Editorial 16/03/26
Confira a opinião de hoje do Jornal da Cidade
Como Poços deve tratar os vestígios de suas tradições históricas?
O decreto 14.970, publicado na quinta-feira, 12, foi o ato final do serviço de charretes por tração animal em Poços de Caldas.
O texto proíbe a circulação de veículos de tração animal na área central e em avenidas como a João Pinheiro e a Mansur Frayha.
A medida encerra uma atividade de décadas no município. Na manhã de sexta-feira, 13, o prefeito Paulo Ney (PSD) e ativistas participaram de um ato na Praça Getúlio Vargas para marcar o primeiro dia da proibição.
Durante o evento, o antigo cocho de água dos cavalos foi quebrado com marretas. A placa que indicava o ponto de charretes também foi retirada.
A administração municipal justificou o gesto como uma forma de decretar o fim do serviço. O Departamento Municipal de Água e Esgoto desligou as torneiras e iniciou o desmonte da estrutura.
O local será utilizado para estacionamento rotativo, com serviços de pintura e sinalização de vagas. A decisão de destruir o bebedouro gerou opiniões divergentes entre os moradores nas redes sociais.
Parte da população defendeu que o objeto recebesse outra utilidade, como o plantio de flores, ou que fosse preservado como item de memória histórica da cidade.
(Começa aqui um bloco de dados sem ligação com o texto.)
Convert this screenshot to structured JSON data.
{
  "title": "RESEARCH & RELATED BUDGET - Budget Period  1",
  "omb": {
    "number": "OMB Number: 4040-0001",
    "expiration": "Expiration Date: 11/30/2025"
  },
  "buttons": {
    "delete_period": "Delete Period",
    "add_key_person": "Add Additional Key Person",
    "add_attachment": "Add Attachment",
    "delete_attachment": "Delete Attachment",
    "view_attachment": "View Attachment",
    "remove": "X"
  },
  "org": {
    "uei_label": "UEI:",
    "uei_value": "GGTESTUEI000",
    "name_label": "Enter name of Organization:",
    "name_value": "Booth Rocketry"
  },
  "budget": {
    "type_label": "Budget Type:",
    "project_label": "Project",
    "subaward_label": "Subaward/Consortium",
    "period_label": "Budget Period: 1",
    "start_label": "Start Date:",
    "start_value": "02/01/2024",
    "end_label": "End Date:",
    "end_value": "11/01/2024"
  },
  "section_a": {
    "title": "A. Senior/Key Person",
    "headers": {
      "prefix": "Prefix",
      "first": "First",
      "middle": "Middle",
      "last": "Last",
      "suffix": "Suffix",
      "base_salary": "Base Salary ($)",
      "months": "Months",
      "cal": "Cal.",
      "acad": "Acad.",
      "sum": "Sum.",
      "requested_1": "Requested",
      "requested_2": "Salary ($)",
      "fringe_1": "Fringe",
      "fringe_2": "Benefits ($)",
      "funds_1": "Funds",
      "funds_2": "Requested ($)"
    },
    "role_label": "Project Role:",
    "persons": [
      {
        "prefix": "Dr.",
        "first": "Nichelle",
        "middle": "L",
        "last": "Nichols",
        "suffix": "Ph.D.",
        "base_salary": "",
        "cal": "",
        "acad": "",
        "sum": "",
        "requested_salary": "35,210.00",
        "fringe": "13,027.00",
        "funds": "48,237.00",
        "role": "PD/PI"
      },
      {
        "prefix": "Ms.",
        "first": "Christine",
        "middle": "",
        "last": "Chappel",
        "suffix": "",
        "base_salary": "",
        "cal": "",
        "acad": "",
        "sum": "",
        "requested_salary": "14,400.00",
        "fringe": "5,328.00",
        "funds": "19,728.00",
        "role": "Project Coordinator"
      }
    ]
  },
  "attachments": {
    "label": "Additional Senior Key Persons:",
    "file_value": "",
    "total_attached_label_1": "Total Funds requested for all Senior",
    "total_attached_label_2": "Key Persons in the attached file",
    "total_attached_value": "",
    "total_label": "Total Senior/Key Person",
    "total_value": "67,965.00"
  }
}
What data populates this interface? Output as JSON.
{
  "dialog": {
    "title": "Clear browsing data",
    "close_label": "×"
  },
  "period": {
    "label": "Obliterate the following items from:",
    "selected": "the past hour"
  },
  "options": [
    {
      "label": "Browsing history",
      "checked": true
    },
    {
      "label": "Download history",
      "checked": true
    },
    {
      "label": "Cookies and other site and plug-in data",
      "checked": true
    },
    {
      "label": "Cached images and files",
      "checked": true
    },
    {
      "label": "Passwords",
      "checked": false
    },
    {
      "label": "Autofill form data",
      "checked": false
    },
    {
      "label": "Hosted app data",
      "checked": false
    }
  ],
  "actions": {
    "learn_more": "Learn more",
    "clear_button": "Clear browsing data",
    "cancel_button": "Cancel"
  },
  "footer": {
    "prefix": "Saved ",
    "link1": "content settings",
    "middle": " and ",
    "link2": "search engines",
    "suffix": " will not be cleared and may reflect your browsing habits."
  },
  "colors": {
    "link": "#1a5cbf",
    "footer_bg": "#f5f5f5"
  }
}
A remoção física imediata de elementos que compunham a paisagem urbana do centro divide quem prioriza o bem-estar animal e quem valoriza a manutenção do patrimônio histórico municipal.
O encerramento da atividade foi fundamentado no Código de Trânsito Brasileiro e em metas de mobilidade urbana.
Para viabilizar a transição, a Prefeitura estabeleceu o pagamento de indenizaçõ-es aos charretistas e a oferta de cursos de capacitação profissional.
O projeto também prevê o acesso a linhas de crédito para que esses trabalhadores mudem de ramo econômico.
Foi a forma encontrada para não deixar os charretistas sem amparo. A proibição é definitiva e sujeita os infratores a penalidades previstas na legislação de trânsito.
Segundo o governo municipal, o encerramento do ciclo atende a pedidos antigos da comunidade e de grupos de proteção animal.
O ato simbólico de destruição do ponto de apoio encerra a presença dos cavalos no transporte turístico, mas deixa em aberto o debate sobre como a cidade deve tratar os vestígios materiais de suas tradições históricas.
É um tema pouco explorado e debatido e que certamente merece mais atenção por parte de gestores e da sociedade poços-caldense.